All the men opened their mouths to argue, looked hard at her, and shut them. Lilybet nodded and then they all began to plan how they would help Geoffrey and his family not become yet more victims of Augusta’s greed. The man had three children and not one of them doubted that Augusta would have them killed as well.
Bened was not surprised to find himself unofficially made leader of their rescue party. He had been a soldier once and people who had never been soldiers always assumed one who had would be better in such situations, would somehow know every move to make and how to lead. Someone needed to tell them that a lot of the ones who had been soldiers, especially men like him, were little more than cannon fodder.
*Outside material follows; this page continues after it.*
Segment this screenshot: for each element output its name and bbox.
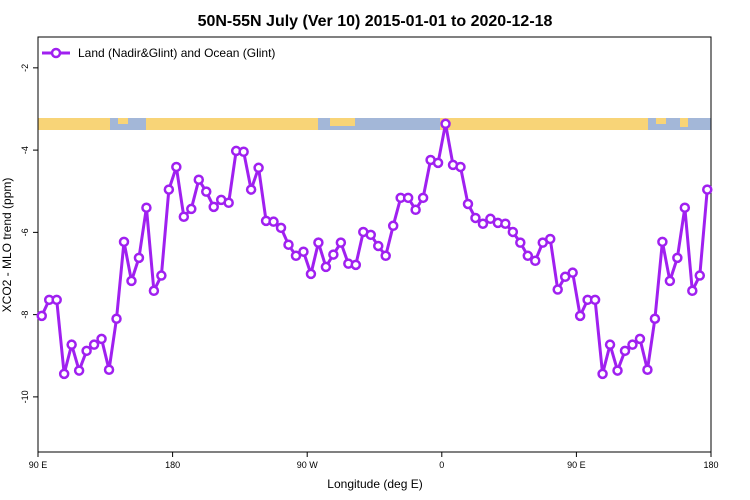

“Where is Primrose?” Bened asked when he suddenly realized she had left the room.
Simeon looked around the room and cursed softly. “Went after that journal, I suspect. But, at least we do not have to argue with her about going to help Geoffrey. She will be set on that journal for quite a while.”
“I thought she liked this Geoffrey fellow,” said Bevan.
“She does as well as she likes his wife but this journal holds her mother’s words, a mother she lost years ago and which we have had little to truly remember her by.”
Bened nodded, thinking it could work out for the best. Not only did he have to spend time needed to rescue Geoffrey making her understand this was not a fight she should be joining, but it would also allow him to ride away afterward without causing a large confrontation far too many people would undoubtedly observe. He knew it was cowardly but he was feeling cowardly. Bened did not care so much about an emotional farewell, not as much as he feared she could all too easily convince him to stay with her when he knew he should not.
The sound of something crashing to the floor yanked Primrose free of the spell of reading her mother’s words, of hearing that beloved voice from the past in every written word. She tucked the journal beneath a cushion on the settee she had been sitting in and crept toward the door. Listening carefully, she could not hear any voices and she reached to open the door just as it was flung open from the other side.